Küresel salgınla birlikte, en çok duyduğumuz şey “her şeyin artık eskisi gibi olmayacağı, otoriter yönetimler güçleneceği” minvalinden cümleler, esnek çalışmanın, evden çalışmanın yaygınlaşacağı; bir “yeni normal” tanımının yapıldığı ve hemen hemen bütün ülke liderleri tarafından bizlere, ezberlenilmiş bir motto gibi bu sözlerin sufle edilmesi oldu.

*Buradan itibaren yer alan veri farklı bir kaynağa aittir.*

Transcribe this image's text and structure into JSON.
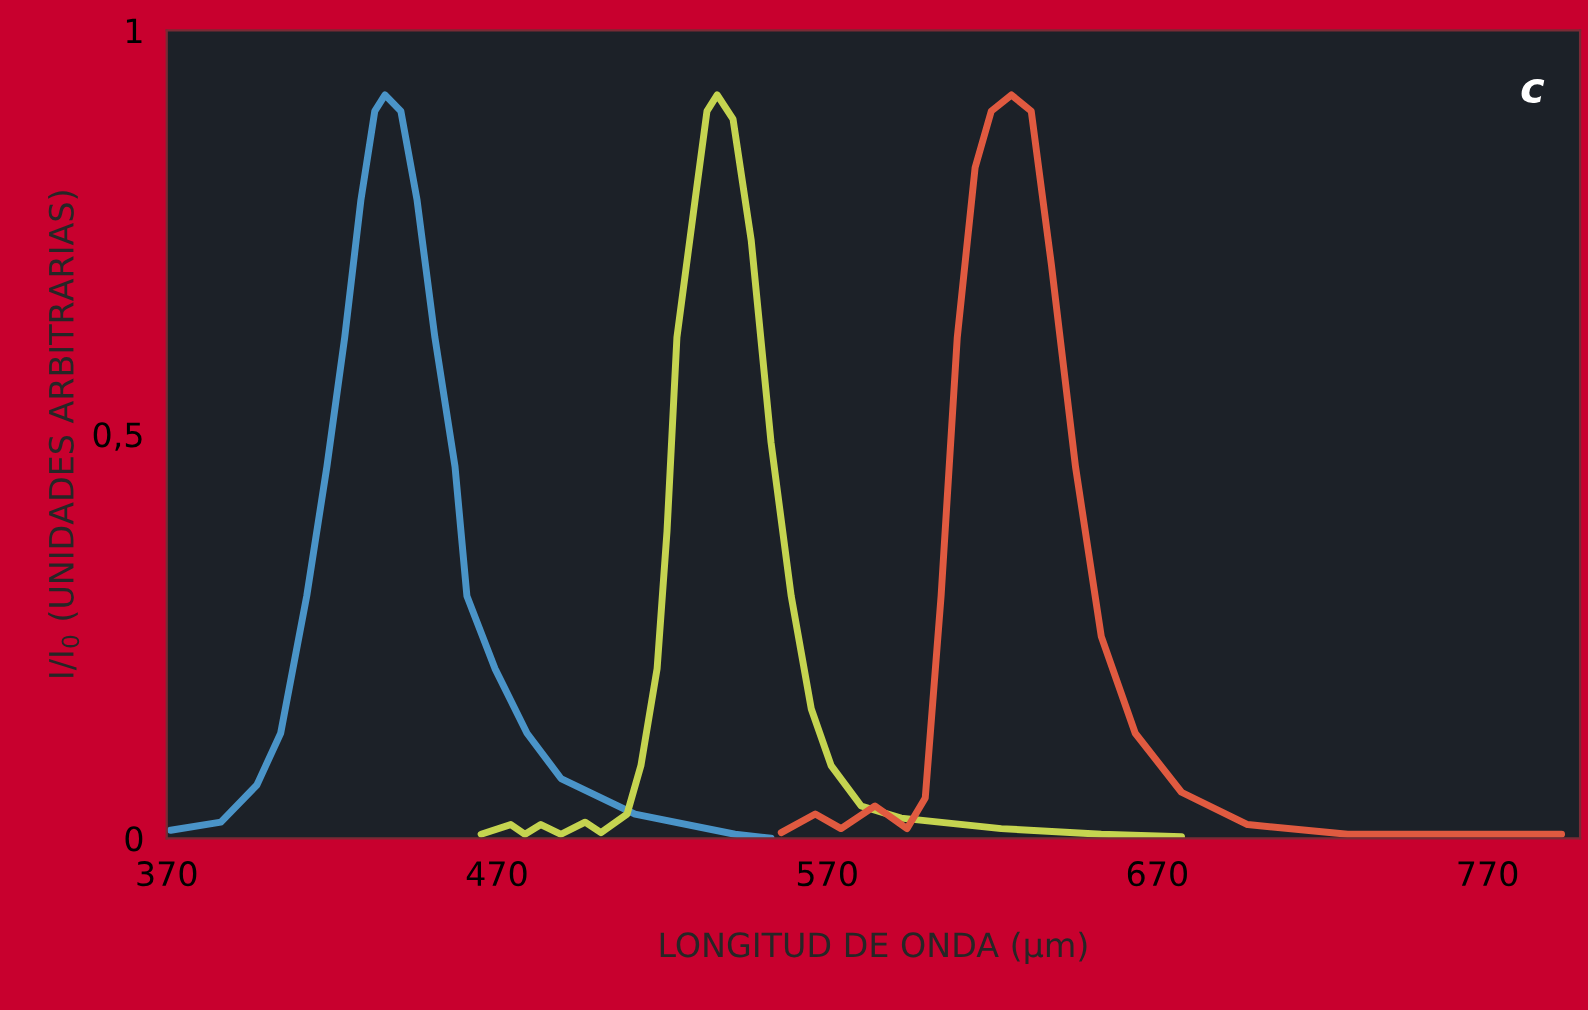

Her TV programında, her gazete haberinde veya herhangi bir uzmandan görüş alındığında, hepsi de bilinmez bir güç tarafından salgının bizlerin hayatını tamamen değiştireceği konusunda hemfikir olmaları ise oldukça şaşırtıcıydı. Bütün herkes emindi, salgından sonra her şey değişecekti. Peki, ne değişecekti buna cevap veren nedense lafı gevelemekten öte, öyle elle tutulur somut bir cevap vermemekte, yuvarlak cümlelerle belirsiz bir yeni normal tanımı yapmaktan öteye gitmemekte.
Cumhurbaşkanı tarafından zaman zaman gelecek hakkında iyimser analizler duysak da, neyin olacağına dair somut fikrimiz hala oluşmuyor.
Toplum olarak şu konu da netleştik, daha çok “on-line” olacağız, daha çok mobil iletişim ve internete bağlanacağız. Mevcut mesleklerin birçoğu yok olacak, yeni meslekler türeyecek, hayatımız daha çok “sosyal değil, sosyal medya” gibi bir temelde, dijital ve kayıtlı olacak.
Bunun siyasal hayatımıza yansıması nasıl olacak, meclislere gerek var mı, parti örgütlerine mesela, milletvekilliklerine?
Son zamanlarda dünya medyasında sıkça rastladığımız, “doğrudan demokrasi” acaba tesadüf mü, yoksa toplumu şimdiden yeni normale hazırlama fikri mi?
Dünyada politikacılara duyulan güvenin düşmesinin nedeni, artık siyasal yaşantımızda partilere daha mı az ihtiyaç duyacağız, politikacılar olmadığında yönetimi nasıl sağlayacağız?
Gelecek tasvirinde ilk hukukçulara ihtiyaç kalmayacak deniyor, tamam yapay zekanın güvenilirlikte ve hakkaniyette insansı sistemden daha güvenli olduğuna sanırım hepimiz çok çabuk ikna oluruz. Dilekçelerinizi veriyorsunuz, yapay zeka destekli program her iki tarafın görüşlerini analiz edip, ilahi olmazsa da insani tanımlanmış bir hakkaniyet ölçüsünde doğruya en yakın hükmü veriyor. Uzak geldi mi bu fikir size, olmaz mı dediniz yoksa neden olmasın mı?
Film burada başlıyor işte, bizlere seçtiğimiz hissi verilen ama aslında genel merkezlerce seçilen ve bizlere onaylattırılan vekiller, belediye başkanları, meclis üyeleri, örgüt yöneticileri yerine, “vatandaş yönetim uygulaması” gibi bir yapay zeka algoritmasına dayanan bir program üzerinden, doğrudan sen karar ver gibi bir sistem önerilse kim neden hayır diyebilir ki?
Yıllarca politikacılar toplumu kamplara bölüp, örneğin sendikalı işçinin talep ettiği hakkı sendikasız işçinin haklarıyla kıyaslayıp bunun üzerinden önlediğini, memurun herhangi bir hak talebini, başka meslek gruplarını örnek gösterip kamuoyunu yanına çektiğini hep fark etmedik mi?
Zaman gelmekte olanı bizlere hissettiriyor, siyaset kurumu da “on-line ve yapay zekâ”dan kaçamayacak. Sümerbank’ı zarar ediyor diye özelleştiren anlayış, kamu kurumlarının hantal, işlevsiz, devletin üstünde bir yük diye tanımlayan siyaset, geleceğin yapay zekâsı karşısında, maalesef hantal, işlevsiz ve bir o kadar topluma yük değil mi. Tek bir yapay zekânın başarabileceği bir “doğru yönetim” algoritmasını toplum hangi gerekçeyle reddedilir?
İnsansız fabrikalar, insansız mağazalar, insansız uçaklar fikri garip gelmiyorsa, insansız meclis fikri de galiba hiç çılgın bir fikir gibi durmuyor!